After my understanding of the stacking technique as used in other contexts in astrophysics and without going into too much details :

The problem they were facing is that the signal to noise of the images of the filaments was too low to say that they had detected anything in any individual images. However by stacking (adding) images they were able to detect it because the signal grows roughly with N (N being the number of images) and the noise grows with sqrt(N). So by stacking enough images you'll get the signal to noise necessary to say you've detected sth.

2 comments

Think like that: there are two bright lights in front of you. There will always be a halo between those two bright lights.

Now, my hypothesis is that "between all two bright lights, there is third, dimmer one, hidding". And then i prove it by filtering X from the two bright light halo, and prove that Y is left proving that the third light is there.

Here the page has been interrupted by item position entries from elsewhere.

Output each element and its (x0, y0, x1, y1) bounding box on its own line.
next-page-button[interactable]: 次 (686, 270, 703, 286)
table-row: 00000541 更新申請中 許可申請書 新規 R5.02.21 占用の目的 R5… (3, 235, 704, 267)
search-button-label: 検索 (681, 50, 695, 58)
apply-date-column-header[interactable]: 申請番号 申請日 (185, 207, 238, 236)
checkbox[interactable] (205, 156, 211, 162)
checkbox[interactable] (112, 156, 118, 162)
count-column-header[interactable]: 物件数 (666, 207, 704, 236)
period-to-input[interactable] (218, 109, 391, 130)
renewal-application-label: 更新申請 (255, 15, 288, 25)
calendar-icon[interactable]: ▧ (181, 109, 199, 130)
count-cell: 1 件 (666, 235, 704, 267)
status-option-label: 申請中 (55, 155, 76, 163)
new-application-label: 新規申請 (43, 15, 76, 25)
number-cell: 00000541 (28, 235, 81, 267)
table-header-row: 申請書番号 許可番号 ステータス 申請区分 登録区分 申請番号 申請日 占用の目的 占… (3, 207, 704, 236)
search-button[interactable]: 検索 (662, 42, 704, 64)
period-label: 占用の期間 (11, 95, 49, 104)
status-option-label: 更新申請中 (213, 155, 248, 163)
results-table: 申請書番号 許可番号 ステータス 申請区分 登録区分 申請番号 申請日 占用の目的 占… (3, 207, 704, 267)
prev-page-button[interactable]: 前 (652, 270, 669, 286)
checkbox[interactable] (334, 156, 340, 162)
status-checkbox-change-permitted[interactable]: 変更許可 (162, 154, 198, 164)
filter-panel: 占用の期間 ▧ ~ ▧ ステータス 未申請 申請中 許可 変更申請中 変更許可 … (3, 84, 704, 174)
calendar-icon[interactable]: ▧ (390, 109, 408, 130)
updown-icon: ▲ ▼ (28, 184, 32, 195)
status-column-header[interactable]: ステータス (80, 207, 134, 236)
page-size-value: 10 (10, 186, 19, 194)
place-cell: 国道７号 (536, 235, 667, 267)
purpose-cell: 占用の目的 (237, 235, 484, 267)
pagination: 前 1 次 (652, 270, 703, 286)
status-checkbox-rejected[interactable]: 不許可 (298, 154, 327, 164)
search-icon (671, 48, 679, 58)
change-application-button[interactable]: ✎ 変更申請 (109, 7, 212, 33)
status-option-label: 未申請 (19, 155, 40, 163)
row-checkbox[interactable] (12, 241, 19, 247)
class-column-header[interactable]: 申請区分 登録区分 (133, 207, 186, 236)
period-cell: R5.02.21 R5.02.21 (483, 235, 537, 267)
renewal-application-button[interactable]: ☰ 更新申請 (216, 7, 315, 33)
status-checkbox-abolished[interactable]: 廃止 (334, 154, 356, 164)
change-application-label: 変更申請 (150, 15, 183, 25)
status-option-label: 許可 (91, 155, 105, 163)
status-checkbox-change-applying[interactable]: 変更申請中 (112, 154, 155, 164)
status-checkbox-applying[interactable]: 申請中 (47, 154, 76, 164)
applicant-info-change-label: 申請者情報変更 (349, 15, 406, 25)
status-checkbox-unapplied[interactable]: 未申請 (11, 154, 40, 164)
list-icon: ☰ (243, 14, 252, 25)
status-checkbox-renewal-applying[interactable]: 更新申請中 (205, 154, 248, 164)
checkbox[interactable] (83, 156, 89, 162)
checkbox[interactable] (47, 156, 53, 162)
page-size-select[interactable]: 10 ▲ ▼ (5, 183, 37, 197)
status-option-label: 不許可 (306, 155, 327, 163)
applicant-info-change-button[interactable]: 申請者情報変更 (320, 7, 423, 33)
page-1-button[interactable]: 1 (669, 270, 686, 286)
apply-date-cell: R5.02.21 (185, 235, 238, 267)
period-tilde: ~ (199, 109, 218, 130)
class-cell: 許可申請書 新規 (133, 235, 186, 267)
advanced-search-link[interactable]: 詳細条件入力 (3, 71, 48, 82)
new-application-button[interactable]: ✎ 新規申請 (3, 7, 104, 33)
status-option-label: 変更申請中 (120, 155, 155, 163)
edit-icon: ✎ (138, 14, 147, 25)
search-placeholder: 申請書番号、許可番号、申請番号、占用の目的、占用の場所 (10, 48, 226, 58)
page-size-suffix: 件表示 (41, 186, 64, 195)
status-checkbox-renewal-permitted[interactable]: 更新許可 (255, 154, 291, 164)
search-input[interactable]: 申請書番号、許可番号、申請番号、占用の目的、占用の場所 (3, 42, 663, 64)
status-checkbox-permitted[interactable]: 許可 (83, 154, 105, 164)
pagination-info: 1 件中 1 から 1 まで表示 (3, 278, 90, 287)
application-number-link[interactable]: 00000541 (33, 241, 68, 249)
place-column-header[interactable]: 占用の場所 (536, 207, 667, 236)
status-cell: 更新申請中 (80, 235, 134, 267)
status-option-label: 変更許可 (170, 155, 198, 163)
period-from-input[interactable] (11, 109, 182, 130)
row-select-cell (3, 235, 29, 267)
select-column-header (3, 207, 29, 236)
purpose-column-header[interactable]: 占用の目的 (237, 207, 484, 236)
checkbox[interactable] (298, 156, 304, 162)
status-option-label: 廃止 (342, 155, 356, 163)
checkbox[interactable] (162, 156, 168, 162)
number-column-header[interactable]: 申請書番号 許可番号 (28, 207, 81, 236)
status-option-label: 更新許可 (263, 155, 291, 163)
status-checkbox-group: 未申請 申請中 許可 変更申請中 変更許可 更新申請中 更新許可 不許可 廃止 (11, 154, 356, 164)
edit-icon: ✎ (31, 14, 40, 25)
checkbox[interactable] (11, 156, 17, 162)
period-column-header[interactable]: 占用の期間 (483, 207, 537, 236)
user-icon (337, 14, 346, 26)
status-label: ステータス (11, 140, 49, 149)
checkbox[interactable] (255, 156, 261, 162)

Now, how can i be sure Y is really a third dimmer light? and not just noise on the function i used to try to clean up the halo of the two bright light?

You are right that this could be the case, and it's mentioned in at least one of the papers [1] where they say that a better understanding of the physical state of this gas is needed to estimate its contributions to the baryonic mass.

[1] https://arxiv.org/abs/1805.04555

Now we can get to discuss the third paper ;)

I was wondering why stacking N different galaxies was any different than just taking one image and multiplying it by N, but your comment just provided the answer: noise.